Eat a bit of humble pie
Kejriwal has handed over a ticking bomb to the Congress and BJP. They should defuse it and prove to people that they are willing to change. Chanakya writes.columns Updated: Oct 20, 2012 22:33 IST
Both the BJP and the Congress must be feeling a bit like Henry II who said of his zealous archbishop Thomas Beckett, "Will no one rid me of this turbulent priest?" The king's courtiers took this to heart that despatched Beckett to the great hereafter. Replace Beckett with Arvind Kejriwal, though in very much less bloody circumstances, and you get the picture, don't you? But unlike the King whose word was law, uncomfortable people like Kejriwal will not fade away from the picture.
As both the main political parties fight to establish the superiority of their claim to be the spokesmen of the aam aadmi, it is Kejriwal who has picked up the cause and run with it. In other words, the man on the street is now speaking for himself through self-proclaimed messiahs like Kejriwal, no longer in need of political interlocutors from the BJP or the Congress or any other party. Now, I have some real problems with the way Kejriwal functions. He seems all fire and brimstone and nothing beyond that. His rhetoric against all sorts of politicians while at the same time wanting to join the political system smacks of double standards. But I have to concede that he has effectively hijacked the Opposition space, he has become the voice of the people.
But why stop at only the Congress and the BJP? Mamata Banerjee claims to speak on behalf of the man on the street, the poorest of the poor. Mulayam Singh Yadav has positioned himself as the voice of the minorities, the Left, of course, as the voice of the dispossessed. Yet, it is Kejriwal with his somewhat hysterical and wild allegations of corruption who is ruling the airwaves. So whether we like it or not, the single most important issue today is corruption and none of the political parties has a leg to stand on when it comes to raising this as one of the major evils in our polity. And how can they, considering some of the bizarre statements that many of them have come out with. Some have slyly said that it is fine to siphon off a bit of public money as long as the work gets done, some have said that the sums involved in corruption allegations are small potatoes for the personage under scrutiny.

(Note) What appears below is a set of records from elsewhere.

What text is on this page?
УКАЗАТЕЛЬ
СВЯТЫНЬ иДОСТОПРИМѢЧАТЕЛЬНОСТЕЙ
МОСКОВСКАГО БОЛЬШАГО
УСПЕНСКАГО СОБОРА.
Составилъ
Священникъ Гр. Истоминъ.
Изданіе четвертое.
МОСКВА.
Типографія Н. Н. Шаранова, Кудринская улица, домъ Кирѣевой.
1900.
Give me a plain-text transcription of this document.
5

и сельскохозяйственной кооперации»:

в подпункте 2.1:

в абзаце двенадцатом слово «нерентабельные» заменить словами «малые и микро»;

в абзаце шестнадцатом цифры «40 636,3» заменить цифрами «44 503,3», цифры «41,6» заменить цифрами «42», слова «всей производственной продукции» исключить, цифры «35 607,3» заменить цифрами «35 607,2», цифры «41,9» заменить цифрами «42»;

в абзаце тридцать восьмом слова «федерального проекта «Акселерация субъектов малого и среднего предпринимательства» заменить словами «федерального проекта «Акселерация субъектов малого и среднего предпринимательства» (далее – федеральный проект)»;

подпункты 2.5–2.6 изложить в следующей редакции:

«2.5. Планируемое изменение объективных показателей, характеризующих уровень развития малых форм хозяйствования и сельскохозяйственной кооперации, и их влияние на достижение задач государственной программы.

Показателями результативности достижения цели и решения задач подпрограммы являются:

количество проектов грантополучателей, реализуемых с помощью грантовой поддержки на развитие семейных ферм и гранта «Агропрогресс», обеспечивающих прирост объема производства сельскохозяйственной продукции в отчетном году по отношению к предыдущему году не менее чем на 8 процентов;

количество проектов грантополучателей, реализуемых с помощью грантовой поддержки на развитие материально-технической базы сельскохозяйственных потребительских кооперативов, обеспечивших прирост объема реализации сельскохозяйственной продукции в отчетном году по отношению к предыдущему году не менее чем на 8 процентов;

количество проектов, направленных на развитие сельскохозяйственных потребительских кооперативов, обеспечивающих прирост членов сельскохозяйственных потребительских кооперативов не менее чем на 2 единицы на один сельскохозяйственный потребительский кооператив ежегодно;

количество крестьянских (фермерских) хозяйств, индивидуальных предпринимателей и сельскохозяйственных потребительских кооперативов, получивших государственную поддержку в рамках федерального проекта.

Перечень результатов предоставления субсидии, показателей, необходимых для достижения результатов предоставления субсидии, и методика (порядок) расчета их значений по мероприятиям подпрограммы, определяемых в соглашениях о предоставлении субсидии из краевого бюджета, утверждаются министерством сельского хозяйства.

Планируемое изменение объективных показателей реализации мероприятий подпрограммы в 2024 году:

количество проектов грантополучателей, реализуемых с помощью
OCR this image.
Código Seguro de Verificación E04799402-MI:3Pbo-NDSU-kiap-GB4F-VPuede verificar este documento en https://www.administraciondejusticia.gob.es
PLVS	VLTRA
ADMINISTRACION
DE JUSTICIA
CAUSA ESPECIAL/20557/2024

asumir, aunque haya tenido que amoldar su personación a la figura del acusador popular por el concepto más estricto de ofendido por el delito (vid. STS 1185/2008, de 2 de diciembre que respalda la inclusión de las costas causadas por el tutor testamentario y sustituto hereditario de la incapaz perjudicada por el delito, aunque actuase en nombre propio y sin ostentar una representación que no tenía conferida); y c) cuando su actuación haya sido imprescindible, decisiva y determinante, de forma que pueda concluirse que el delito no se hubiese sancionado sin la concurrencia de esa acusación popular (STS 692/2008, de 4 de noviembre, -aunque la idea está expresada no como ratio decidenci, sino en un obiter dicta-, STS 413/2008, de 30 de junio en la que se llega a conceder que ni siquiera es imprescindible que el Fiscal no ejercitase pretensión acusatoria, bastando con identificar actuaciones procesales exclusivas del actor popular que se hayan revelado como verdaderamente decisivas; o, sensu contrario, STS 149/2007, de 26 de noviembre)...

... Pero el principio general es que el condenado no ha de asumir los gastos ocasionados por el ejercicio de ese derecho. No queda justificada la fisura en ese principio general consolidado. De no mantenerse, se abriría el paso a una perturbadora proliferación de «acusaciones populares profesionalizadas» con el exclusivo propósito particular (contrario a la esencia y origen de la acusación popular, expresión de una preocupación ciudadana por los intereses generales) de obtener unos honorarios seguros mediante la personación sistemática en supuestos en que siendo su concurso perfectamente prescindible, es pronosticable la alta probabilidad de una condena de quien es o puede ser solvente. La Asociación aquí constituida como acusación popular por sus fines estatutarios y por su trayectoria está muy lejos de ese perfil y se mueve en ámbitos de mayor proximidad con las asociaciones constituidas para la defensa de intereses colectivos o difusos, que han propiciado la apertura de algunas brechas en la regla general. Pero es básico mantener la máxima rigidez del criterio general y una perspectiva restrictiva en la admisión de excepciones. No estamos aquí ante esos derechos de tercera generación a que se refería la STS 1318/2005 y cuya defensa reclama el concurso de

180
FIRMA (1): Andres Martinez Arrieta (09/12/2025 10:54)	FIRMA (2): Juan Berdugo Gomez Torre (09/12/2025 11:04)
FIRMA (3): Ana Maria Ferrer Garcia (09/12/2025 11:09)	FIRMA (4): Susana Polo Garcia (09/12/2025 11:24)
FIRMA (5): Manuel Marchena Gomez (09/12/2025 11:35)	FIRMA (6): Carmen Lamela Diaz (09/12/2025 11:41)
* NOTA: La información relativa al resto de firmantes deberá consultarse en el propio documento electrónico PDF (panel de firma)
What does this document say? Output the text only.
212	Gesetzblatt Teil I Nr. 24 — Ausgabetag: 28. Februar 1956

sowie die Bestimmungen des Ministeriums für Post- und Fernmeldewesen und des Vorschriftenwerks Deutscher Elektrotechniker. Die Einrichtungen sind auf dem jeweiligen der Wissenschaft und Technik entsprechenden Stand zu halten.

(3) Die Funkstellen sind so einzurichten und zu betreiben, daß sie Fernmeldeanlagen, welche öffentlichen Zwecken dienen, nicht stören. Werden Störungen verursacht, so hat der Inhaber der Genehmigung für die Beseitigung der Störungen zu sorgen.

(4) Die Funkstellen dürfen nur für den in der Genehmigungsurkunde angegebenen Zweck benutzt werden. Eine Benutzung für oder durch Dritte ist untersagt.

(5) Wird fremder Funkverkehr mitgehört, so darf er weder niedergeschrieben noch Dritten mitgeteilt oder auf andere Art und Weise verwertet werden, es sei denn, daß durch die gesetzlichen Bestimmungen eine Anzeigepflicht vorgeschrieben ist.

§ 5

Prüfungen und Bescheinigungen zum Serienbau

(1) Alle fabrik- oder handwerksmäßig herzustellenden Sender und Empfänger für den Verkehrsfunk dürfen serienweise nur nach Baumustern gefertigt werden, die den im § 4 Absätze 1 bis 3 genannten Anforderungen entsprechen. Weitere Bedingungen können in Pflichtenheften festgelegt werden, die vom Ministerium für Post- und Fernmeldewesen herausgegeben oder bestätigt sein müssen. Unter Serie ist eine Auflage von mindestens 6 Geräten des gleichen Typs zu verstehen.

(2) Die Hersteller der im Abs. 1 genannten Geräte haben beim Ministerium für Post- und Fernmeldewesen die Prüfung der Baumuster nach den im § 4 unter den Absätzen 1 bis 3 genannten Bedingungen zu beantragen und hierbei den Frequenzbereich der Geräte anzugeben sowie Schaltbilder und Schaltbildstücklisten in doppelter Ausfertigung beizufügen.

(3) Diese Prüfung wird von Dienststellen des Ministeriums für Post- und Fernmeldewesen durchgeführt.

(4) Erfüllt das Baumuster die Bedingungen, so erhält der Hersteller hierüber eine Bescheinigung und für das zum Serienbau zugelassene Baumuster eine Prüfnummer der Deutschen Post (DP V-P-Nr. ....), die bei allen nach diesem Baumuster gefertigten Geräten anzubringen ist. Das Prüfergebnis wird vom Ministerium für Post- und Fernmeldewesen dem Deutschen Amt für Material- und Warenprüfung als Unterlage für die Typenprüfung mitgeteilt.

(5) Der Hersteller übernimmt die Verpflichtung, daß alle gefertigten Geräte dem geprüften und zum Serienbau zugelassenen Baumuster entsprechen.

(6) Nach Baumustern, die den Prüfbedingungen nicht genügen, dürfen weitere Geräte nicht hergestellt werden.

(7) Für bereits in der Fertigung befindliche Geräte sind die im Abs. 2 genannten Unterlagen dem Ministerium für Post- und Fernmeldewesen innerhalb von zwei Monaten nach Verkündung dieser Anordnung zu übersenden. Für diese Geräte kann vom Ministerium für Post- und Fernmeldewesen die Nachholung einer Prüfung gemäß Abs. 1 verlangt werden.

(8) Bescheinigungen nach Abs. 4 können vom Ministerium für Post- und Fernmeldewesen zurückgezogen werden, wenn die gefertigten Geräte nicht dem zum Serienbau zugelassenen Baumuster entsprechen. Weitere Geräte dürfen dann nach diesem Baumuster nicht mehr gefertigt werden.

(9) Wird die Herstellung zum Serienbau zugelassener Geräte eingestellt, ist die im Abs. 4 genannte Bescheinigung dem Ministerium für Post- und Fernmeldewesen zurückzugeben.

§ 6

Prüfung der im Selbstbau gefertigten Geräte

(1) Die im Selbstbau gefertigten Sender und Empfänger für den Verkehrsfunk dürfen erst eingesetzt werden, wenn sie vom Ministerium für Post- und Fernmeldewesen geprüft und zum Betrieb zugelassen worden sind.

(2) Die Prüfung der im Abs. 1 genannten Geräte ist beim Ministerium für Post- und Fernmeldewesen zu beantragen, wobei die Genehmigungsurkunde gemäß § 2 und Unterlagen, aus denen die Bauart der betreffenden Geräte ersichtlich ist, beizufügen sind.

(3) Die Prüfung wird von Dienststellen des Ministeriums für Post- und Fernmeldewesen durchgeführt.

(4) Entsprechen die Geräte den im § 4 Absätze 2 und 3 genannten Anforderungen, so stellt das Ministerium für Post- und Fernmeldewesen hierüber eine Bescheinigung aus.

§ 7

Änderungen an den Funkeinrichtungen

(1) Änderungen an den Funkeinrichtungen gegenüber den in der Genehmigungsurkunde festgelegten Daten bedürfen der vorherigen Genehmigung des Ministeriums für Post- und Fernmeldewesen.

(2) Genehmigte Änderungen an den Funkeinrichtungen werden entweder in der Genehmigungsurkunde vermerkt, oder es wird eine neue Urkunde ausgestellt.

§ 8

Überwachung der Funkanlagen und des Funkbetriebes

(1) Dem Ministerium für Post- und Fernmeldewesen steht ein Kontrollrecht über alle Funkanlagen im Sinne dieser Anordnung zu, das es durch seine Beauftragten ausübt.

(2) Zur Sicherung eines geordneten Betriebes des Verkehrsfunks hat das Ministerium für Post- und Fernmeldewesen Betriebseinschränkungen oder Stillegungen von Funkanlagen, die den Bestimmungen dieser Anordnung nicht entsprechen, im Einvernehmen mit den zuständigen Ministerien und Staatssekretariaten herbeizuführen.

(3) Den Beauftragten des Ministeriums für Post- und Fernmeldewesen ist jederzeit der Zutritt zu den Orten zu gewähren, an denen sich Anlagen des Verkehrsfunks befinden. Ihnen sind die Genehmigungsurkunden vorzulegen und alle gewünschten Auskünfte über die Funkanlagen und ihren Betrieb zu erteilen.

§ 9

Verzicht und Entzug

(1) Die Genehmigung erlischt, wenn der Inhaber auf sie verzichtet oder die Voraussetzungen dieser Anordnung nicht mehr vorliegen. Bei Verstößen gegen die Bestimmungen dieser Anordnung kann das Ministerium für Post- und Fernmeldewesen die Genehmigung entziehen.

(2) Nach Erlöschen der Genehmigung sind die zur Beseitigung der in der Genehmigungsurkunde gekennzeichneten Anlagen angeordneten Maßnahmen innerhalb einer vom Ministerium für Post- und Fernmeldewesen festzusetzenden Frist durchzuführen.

So, to many, people like Anna Hazare and Kejriwal are the unlikely caped crusaders against corruption. Kejriwal's blatantly illegal acts like reconnecting electricity lines which had been cut due to non-payment of dues to burning electricity bills are going down a treat with people whose expectations of the political class have touched the nadir. Making charges against people and then expecting them to prove th-emselves innocent also goes against the grain of our system of jurisprudence. And if there is not a convincing enough political response, we are heading towards some sort of mobocracy or anarchy. And this is something that India can certainly do without at a time when it is struggling to shake off the economic lethargy of several years.
But if the words of the Kejriwals find resonance, the political class has itself to blame. The principal Opposition has done nothing beyond hurling charges and taking up very expensive Parliament time disrupting proceedings. The government on its part has lurched from scam to scam unable to convincingly explain itself. Nei-ther is doing what it was elected to do. I can well imagine why people have looked to alternatives then, though how effective an alternative Kejriwal's motley crew will be in the long run is hard to say. But, what I see here is really people saying they will go for anything that offers them a break from the endemic corruption which has come to characterise the political system today.
This is a very loud wake-up call for our political parties, particularly the big two. The BJP has to get its act together and come up with cogent, reasoned arguments in Parliament, not engage in futile shouting mat-ches and walk-outs. The government should shake off its stupor and get a move on with pending legislations which could have a far-reaching effect on people's lives.
In the past corruption did not determine the outcomes of elections, today it is becoming THE issue. What Kejriwal has done is hand over a ticking bomb to both political formations. If like Inspector Clouseau in the Pink Panther movies, they adopt a wait-and-watch policy, it will blow up in their faces. They should defuse the bomb very quickly and then prove to people that they are willing to change, they are willing to listen, they are willing to act, and to clean up their act. It is painful, but it is better to eat a bit of humble pie than be in denial. Or as King Henry found to his chagrin, they too will find that even after getting rid of the turbulent priest, their troubles will not go away. The journey on the road to redemption must begin now.